Pria tinggi itu menatap darahnya sendiri, menetes ke permukaan lantai—–seolah sedang mencari pelarian. Si merah itu menyihirnya untuk segera masuk ke dalam alam bawah sadar, dia mencoba menarik William agar percaya. Bayangan Nathan sekelebat datang, sama persis rasanya ketika lampau merasuk untuk menjadi latar apa yang terjadi untuknya. Pepohonan yang lebat, purnama yang sama, dan tatapan kosong itu terlihat. Jantung berdegup ketika Wil mencoba untuk terus menggali lebih dalam. Kepalanya sakit.

Drrt.

Ponsel si pria itu berdering, mencoba membangunkan si pemilik dari imajinasinya kini. Wil mengambil benda itu kemudian mengangkat telphonnya.

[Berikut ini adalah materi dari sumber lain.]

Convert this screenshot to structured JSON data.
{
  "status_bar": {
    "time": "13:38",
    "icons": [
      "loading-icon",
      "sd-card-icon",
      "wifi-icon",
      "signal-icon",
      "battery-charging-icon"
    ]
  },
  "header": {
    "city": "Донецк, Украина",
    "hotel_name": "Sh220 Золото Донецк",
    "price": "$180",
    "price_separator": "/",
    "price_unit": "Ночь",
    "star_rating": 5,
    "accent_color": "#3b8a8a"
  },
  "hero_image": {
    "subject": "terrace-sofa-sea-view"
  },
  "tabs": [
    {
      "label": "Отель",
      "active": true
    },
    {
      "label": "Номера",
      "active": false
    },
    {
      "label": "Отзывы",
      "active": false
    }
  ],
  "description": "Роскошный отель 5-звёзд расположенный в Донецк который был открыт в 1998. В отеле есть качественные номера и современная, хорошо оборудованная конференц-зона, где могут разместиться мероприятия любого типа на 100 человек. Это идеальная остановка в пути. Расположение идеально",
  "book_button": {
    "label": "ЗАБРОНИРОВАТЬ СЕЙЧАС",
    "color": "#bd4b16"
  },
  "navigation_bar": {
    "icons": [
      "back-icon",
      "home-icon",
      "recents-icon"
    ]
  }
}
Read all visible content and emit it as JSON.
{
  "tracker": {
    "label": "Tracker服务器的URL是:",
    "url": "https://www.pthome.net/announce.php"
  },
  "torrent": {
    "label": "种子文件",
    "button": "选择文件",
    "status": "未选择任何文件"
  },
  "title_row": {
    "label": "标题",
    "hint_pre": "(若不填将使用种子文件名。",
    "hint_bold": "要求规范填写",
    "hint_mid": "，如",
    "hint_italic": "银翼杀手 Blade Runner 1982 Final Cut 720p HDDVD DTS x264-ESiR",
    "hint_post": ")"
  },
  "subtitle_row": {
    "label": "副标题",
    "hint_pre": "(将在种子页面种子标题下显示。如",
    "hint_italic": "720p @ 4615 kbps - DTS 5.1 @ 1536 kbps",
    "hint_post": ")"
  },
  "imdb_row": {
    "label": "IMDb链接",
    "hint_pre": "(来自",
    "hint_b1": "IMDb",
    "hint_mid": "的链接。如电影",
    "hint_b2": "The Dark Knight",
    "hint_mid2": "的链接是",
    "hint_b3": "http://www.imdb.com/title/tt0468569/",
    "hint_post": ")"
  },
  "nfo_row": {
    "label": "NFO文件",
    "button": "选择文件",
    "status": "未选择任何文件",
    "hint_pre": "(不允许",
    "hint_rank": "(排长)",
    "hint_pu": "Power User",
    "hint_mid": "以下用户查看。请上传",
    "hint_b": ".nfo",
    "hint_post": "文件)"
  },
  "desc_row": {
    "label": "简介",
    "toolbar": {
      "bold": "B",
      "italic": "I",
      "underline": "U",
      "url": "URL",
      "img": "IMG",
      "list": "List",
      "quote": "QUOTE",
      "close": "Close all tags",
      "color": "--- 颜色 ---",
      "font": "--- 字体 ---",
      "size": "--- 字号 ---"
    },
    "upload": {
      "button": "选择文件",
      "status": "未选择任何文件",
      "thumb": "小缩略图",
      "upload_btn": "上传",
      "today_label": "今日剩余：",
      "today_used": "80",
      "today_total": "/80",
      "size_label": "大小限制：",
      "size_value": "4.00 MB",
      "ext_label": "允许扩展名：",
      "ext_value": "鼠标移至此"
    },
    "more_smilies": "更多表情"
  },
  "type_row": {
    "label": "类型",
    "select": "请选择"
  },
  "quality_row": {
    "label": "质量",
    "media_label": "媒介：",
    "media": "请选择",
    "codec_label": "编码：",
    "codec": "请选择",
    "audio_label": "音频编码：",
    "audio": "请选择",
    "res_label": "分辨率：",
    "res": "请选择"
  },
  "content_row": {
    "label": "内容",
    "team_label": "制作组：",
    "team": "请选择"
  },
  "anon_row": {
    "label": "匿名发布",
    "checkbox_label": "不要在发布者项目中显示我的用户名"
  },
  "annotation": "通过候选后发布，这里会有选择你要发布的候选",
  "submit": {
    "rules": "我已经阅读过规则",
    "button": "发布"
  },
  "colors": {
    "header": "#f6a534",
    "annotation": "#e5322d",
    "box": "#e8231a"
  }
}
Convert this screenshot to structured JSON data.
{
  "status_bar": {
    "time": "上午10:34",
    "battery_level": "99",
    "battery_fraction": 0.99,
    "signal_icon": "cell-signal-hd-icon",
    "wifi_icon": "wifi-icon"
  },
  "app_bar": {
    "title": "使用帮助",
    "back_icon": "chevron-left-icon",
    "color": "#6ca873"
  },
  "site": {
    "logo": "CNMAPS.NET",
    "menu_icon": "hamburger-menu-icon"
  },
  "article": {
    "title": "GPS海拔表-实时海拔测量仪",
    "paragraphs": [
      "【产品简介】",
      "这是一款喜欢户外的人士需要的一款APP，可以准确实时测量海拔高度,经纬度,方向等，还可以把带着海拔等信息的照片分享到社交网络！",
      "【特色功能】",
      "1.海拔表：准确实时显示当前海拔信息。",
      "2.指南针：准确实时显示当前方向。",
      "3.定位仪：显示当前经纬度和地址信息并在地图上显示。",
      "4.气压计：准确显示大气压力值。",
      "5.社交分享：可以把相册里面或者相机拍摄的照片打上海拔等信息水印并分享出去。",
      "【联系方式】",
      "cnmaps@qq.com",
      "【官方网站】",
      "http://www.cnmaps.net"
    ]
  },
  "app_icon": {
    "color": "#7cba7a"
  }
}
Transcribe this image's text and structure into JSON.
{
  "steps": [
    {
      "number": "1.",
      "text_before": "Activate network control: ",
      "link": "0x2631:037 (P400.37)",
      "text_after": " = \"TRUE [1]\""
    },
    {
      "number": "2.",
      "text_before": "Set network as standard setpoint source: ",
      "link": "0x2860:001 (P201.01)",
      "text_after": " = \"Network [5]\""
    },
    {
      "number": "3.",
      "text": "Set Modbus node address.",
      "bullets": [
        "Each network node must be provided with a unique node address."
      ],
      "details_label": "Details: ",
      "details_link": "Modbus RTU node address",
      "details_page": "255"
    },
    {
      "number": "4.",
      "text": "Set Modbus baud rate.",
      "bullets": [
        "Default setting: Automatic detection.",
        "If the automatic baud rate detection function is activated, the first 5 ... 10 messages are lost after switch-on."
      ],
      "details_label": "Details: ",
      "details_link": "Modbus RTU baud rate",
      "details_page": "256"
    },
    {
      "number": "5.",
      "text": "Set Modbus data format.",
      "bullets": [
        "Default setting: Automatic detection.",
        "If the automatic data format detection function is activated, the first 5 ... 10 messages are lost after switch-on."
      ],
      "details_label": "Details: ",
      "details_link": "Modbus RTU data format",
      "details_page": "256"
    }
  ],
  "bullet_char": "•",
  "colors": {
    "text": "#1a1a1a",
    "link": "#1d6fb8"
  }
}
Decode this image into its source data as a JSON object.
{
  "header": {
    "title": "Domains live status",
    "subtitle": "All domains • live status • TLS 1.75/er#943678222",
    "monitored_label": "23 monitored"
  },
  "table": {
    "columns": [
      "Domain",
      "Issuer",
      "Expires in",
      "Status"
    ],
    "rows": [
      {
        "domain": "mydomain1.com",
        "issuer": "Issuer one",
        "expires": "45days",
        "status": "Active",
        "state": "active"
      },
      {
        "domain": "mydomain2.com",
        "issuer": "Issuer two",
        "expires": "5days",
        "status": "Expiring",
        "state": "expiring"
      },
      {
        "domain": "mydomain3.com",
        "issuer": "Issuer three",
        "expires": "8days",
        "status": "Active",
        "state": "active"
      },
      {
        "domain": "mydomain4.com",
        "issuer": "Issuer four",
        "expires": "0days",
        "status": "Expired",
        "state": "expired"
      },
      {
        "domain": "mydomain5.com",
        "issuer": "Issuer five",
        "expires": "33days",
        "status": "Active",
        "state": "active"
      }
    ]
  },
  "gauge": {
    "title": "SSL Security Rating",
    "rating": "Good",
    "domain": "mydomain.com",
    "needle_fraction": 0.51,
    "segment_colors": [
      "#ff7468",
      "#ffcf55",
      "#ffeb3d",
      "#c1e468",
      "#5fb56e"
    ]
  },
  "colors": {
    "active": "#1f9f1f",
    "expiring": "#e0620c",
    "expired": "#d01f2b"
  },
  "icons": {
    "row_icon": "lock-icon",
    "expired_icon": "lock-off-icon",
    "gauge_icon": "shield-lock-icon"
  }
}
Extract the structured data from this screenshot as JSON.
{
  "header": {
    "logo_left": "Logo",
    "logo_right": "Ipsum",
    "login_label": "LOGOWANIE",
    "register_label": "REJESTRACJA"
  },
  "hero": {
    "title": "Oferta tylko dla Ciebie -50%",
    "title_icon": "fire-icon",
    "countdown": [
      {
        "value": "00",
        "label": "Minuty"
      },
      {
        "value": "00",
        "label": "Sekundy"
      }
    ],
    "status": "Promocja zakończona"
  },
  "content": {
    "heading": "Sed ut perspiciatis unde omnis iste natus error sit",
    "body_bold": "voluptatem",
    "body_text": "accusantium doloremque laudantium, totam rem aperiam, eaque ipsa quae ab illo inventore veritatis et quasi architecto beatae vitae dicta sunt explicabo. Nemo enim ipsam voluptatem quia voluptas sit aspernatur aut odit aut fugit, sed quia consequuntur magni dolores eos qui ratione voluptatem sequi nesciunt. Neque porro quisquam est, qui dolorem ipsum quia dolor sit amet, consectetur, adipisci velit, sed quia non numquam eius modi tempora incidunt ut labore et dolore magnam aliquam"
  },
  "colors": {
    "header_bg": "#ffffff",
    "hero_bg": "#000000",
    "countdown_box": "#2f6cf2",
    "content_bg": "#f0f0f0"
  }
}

"Halo? Kau menelphonku, ibu?" tanya Wil.

"William," isak wanita itu, "Jasmine..."

"Apa yang terjadi padanya?" Mendadak perasaan Wil jadi tidak enak ketika mendengar ibunya menyebutkan nama sang adik begitu jelas.

"Jasmine tewas," ibunya menangis histeris.

Pria itu membeku—–mencoba mencerna apa yang sedang terjadi. Benar? Apakahkah adiknya sudah meninggal?

***

Semua menjadi suram, Wil merasa jatuh untuk pertama kali dalam seumur hidupnya. Kalau saja tidak terlambat untuk meminta maaf dengan setulusnya, kalau saja dia tidak membuat adiknya marah, William tentu tidak akan menyesal.

Beberapa orang masuk ke ruangan serba putih dengan pakaian mereka. Menangisi peti mati di sana, menatap figura Jasmine antonius padam seakan benar-benar sudah tak bisa menggapai. Wil tentu bukan orang sekuat yang lain bilang, dia itu lemah.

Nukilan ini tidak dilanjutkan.